So you believe that the rules are more important than the content?
Violent content can make children anxious; it can make them uncomfortable. So we tried to limit it. And that involves listening to each other and understanding that people have different tolerance levels.
For example, it often comes up in a classroom that some children like to be touched and other children like a lot of privacy around physical issues. A child will reach out and spontaneously touch a friend, and the other child will like it or not, depending upon how they feel about their own body. A child who doesn't like it might feel that the touch was aggressive, even if it was meant in a friendly way.
Understanding those differences helps children connect with each other more positively. The same thing is true of how they feel about violence. A child can enjoy a pretend shooting game or can feel attacked by it. If they feel attacked by it, you can't play it with them.
Let's talk a bit about the way democratic principles work in your classroom. In one case, you raised issues in a classroom meeting about the way violent play was being handled on the playground, and the children more or less vetoed some of your ideas in favor of their own. How, as a teacher, do you negotiate democratic rules without letting go of your authority?
I make all the rules that have to do with physical or emotional safety. The children know that I am responsible for that, and they accept that. The rules that we negotiate are those in which they really can't make a bad choice. I might not agree with them, I might think that another decision would have been better or I might not have thought of their ideas. Most of the time, the latter was true. I never would have imagined their solutions. But we'd try them, and if they worked we would keep those rules, and if they didn't we'd come back and negotiate them again.

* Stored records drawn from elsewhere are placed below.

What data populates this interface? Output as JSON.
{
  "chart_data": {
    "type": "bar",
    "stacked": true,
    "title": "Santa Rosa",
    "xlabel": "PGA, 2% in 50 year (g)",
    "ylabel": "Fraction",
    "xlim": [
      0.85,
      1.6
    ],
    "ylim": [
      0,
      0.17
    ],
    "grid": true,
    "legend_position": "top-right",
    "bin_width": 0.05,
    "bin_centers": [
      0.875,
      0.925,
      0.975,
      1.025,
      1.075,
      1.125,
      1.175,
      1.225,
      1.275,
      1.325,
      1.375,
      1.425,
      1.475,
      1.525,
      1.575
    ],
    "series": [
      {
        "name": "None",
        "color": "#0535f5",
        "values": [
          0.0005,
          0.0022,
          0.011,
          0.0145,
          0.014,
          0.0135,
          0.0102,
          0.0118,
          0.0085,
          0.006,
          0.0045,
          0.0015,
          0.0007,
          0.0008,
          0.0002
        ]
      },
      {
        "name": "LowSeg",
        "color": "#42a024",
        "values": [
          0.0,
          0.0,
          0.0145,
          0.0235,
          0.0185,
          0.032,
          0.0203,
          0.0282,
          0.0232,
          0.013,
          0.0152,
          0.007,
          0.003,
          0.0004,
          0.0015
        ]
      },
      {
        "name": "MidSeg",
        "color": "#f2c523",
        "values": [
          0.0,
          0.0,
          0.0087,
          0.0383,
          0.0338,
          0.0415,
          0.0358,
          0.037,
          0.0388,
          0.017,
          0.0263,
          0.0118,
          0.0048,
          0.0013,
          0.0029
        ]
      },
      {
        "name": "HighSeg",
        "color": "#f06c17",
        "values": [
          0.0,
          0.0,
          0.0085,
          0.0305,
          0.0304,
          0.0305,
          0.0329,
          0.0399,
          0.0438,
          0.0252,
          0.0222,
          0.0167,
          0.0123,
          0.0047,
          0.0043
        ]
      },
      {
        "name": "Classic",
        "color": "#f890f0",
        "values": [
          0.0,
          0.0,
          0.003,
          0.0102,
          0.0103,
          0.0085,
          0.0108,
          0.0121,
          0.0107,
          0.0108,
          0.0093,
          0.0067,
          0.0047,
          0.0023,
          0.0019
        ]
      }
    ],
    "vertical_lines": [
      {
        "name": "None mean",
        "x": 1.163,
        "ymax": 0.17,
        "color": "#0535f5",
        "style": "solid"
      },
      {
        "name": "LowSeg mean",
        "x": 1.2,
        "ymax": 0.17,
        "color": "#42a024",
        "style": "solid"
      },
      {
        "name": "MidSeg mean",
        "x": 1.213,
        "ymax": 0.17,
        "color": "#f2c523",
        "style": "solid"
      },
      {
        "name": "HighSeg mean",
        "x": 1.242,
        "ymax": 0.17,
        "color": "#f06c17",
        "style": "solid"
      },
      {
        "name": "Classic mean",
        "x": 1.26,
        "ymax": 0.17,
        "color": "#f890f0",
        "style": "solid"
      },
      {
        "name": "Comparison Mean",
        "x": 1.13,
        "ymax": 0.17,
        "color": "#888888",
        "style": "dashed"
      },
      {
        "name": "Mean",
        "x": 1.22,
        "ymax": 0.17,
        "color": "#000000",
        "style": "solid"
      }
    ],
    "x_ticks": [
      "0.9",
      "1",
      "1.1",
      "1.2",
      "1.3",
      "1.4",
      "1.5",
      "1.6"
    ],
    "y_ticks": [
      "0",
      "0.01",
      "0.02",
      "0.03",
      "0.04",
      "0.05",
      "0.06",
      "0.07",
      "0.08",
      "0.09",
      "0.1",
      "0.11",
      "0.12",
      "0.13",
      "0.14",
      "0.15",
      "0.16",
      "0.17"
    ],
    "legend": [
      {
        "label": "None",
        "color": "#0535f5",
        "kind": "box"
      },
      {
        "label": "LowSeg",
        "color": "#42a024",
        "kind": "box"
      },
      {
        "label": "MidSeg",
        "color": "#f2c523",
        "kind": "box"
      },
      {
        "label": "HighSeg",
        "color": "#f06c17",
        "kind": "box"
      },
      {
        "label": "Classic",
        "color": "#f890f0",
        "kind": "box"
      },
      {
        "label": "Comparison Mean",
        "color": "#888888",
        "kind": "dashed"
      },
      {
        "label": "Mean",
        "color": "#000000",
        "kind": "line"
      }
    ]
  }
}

My rules included things like: "You can't touch when you pretend to fight" -- they could do things like pretend to shoot each other with a finger, but they couldn't come close enough to do physical harm. And you can't say, "You can't play," which is a rule that protects children from being excluded.
Why do you think it's important to allow children to have some say in creating rules for themselves?
First of all, I think the rules are very effective when the children make them. Second of all, it gives children the message that listening to each other is important -- that's good both for the children who are speaking and for those who are listening.
We didn't usually vote about our rules; we usually used the consensus model, which is much harder. It means that you really have to listen to everyone and figure out how best to accommodate their needs.
In the beginning, it takes a lot of time. We would come back to some issues two or three times before we would resolve them. But as time went on, they were doing it themselves: They'd come in from recess and report to me about issues that they'd solved at recess. And then it got to the point where they didn't even bother telling me, because they were just so used to doing it. Parents told me that they would hear the children negotiating at home with their siblings or their friends.
We adults are not always there to help children negotiate these things. It's more valuable to give them the tools -- so that they know how to negotiate issues themselves -- than the rules, which they won't necessarily be using when they are not with us.
When you began your research on children's play, you tried to focus exclusively on issues of violence. But when you reviewed the tapes of the children speaking, you found that they were continually talking about issues of exclusion. At first, you cut out those parts of the tape. What made you decide that violence and exclusion were closely linked?
It seemed as though the exclusion led to violence -- in two different ways. First, the excluded child felt entitled to get revenge. Second, the children doing the excluding felt entitled to be violent toward the excluded child because that child had been labeled as being different. One boy remembered being called a girl and then hit. Another boy said he was called a baby and then pushed down. So it seemed that just the fact of being excluded, of being considered different from the others, was enough to make them feel entitled to be hurtful.
What were some of the gender differences you saw in children's play?
The boys were much more attracted to the violence than the girls. There was only one girl who really enjoyed the games that had violent fantasies in them. And when she played, she always wanted to make sure that everyone in the game was OK. She was quick to make compromises and to look out for other people. It also seemed to me as though the girls were more curious about everybody's feelings. A girl watching boys play a battleship game would say, "Why do they like violence so much?" I didn't hear boys asking those kinds of questions.
But girls could be very mean to each other -- and very exclusionary. Their meanness was more quiet. I had to look very carefully to even see it. A girl would say to everyone in the group how much she liked a thing that they were wearing, but leave one girl out. And everyone knew that she would always leave the same girl out.